Ethereum whale bets $128 million on ETH big pump! Exchange reserves plummet, triggering supply crunch expectations.

As Ethereum (ETH) approaches the $4000 mark, whales and institutional investors are making significant moves. With the exchange's ETH reserves dropping to 19.7 million (a new low since July 7), and the number of deposit addresses decreasing sharply to 16,000 in a single day, the market supply tightening risk is sharply increasing. A net inflow of $4 million in cross-chain funds confirms that capital is gathering towards ETH, and the lack of increased selling pressure after a 54% monthly rise suggests that long positions are in control.

Whale flips long: $128 million giant position bets on ETH breakout

Ethereum Whale activity has significantly recovered in the last 24 hours, releasing a strong bullish signal:

  • Aggressive Long Positions: Whale institution Aguila Trade decisively established a long position worth $128 million after closing out ETH short positions with losses exceeding $8 million (data source: HyperDash). As of the time of writing, the position has a floating profit of $630,000, demonstrating confidence in a short-term explosive market.
  • Signs of Long-Term Holding: According to monitoring by LookonChain, another Whale Address has withdrawn 13,244 ETH (approximately $49.52 million) from the CEX to a private wallet. Such large withdrawals typically indicate that holders are bullish on the mid to long-term trend and have no intention of short-term selling.

Net inflow of funds on-chain reaches 7 billion USD, cross-chain capital floods into ETH

Spot and on-chain data synchronization verify bullish market sentiment:

  • Spot market accumulation: CoinGlass data shows that investors successfully resisted the continuous selling pressure over the past two days, cumulatively transferring over 70 million USD ETH from exchanges to private wallets, demonstrating a strong belief in holding coins.

  • Ecological Capital Siphon: Artemis has detected that external blockchain funds are continuously flowing into the Ethereum network, with a net inflow of $4 million through cross-chain bridges.
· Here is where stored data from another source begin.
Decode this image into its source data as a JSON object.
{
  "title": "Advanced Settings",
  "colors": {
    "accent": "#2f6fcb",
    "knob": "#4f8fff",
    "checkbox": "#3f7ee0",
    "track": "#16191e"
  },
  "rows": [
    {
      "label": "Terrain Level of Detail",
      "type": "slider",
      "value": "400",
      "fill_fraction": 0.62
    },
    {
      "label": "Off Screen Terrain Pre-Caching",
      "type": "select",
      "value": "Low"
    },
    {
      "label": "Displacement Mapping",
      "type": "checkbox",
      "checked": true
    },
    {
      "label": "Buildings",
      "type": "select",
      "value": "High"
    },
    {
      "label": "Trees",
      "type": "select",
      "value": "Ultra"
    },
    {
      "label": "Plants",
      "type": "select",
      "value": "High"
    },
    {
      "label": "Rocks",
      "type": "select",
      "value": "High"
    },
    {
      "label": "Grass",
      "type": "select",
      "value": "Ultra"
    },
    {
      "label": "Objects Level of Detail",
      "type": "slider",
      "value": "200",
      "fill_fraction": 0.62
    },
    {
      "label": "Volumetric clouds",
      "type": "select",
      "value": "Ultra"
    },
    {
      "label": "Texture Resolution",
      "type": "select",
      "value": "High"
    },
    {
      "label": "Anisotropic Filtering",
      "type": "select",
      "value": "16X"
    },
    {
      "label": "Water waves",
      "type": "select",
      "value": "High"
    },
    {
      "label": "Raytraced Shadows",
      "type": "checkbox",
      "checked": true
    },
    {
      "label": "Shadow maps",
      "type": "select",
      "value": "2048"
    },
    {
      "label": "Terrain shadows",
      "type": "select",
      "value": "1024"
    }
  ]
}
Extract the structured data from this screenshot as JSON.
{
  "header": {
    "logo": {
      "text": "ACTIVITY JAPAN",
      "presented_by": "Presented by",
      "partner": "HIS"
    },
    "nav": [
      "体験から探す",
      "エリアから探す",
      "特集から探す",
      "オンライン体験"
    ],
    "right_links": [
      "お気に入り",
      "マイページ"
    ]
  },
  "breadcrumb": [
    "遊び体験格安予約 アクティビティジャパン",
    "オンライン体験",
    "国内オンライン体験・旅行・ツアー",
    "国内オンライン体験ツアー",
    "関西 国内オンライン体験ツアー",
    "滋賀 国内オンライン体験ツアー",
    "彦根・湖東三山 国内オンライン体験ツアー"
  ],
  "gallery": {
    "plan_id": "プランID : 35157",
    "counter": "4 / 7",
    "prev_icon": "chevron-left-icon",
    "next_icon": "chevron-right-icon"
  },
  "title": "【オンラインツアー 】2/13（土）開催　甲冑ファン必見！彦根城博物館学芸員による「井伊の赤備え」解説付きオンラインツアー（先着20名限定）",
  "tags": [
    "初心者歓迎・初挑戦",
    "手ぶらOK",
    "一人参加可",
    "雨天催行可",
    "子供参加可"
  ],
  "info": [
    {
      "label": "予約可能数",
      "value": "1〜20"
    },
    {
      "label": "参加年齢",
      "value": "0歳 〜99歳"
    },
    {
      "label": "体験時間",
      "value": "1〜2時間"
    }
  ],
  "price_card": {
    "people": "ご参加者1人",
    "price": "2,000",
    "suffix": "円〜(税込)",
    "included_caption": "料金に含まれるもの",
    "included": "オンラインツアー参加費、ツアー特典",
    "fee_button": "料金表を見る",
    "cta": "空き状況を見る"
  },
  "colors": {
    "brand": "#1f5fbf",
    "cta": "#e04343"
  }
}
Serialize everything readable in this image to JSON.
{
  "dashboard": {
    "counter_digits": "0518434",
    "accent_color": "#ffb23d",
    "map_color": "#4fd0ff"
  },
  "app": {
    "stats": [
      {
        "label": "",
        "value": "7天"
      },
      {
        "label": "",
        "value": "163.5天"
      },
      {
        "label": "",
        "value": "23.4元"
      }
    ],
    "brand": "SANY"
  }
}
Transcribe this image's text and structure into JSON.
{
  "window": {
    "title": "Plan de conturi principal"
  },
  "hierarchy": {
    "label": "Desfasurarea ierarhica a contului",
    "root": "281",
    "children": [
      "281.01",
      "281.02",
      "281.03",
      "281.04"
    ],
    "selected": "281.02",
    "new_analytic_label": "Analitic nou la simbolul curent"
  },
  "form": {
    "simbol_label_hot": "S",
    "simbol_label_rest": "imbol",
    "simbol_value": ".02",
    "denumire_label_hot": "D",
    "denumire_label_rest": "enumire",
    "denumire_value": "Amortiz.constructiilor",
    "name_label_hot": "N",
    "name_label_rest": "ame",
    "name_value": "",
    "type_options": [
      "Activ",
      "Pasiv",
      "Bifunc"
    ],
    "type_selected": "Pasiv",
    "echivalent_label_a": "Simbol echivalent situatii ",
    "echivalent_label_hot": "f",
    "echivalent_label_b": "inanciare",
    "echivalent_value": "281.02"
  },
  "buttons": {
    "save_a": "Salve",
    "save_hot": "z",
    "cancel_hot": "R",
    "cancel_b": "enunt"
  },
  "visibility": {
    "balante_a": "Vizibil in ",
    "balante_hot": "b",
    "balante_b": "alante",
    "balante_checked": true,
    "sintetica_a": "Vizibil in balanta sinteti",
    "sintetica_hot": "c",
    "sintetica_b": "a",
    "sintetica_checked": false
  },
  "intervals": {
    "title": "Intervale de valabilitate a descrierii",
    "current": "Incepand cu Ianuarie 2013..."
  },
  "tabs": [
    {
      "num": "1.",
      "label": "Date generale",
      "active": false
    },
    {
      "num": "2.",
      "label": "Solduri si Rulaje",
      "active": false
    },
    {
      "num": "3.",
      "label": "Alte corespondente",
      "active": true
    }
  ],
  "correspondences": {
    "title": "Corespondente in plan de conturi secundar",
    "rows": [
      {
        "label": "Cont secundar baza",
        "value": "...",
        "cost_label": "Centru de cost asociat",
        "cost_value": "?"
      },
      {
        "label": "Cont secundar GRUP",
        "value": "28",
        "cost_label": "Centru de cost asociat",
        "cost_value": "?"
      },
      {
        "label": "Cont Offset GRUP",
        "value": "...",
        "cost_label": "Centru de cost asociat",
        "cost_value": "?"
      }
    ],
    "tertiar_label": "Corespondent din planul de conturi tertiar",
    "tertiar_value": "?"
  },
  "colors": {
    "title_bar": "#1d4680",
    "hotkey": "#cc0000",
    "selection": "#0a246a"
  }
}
Capital is rotating into ETH, reflecting investors' anticipation of a subsequent significant rise.

Exchange reserves have dropped to a critical point, supply tightening is imminent

The available inventory on the ETH exchange shows signs of accelerated depletion:

  • Reserve Sharp Decline: The total reserve of ETH on the exchange has fallen to 19.7 million coins, significantly retreating from recent highs and continuing a downward trend.

  • Deposit Willingness Freezing Point: The current number of ETH deposit Addresses is only 16,000, a new low since July 7. Despite the 54% surge in ETH over the past four weeks, deposit activity has decreased rather than increased, revealing the holders' reluctance to sell.

Supply Contraction Logic: Catalyst for Igniting a New Round of Rise If the current trend continues, ETH will face a triple supply-demand imbalance:

  1. Exchange liquidity shrinks: The amount of sellable ETH continues to decrease.
  2. New selling pressure is limited: The sharp reduction in deposit addresses suppresses short-term supply
  3. Demand continues to surge: Whales are opening long positions, cross-chain capital inflows, and spot accumulation are all increasing. In this scenario, the market is very likely to experience a Supply Squeeze due to sudden buying pressure—where demand far exceeds the available sell orders that can be executed immediately, thereby triggering a rapid rise in price.

Conclusion: The momentum for Ethereum to break the $4000 mark is gathering from multiple sources. The establishment of $128 million long positions by whales and the transfer of nearly $50 million to cold wallets highlight the conviction of large capital in a breakout market. On-chain net inflows of $70 million and the support of cross-chain funds further solidify the buying base. Meanwhile, the inventory on exchanges has plummeted to 19.7 million coins and the willingness to deposit is at a freezing point, laying the groundwork for potential supply tightening. Historical experience shows that when the available circulating supply shrinks and meets concentrated buying, it can easily trigger a steep upward curve. Investors need to be wary of the short-covering and FOMO buying resonance that may occur after ETH breaks through $4000.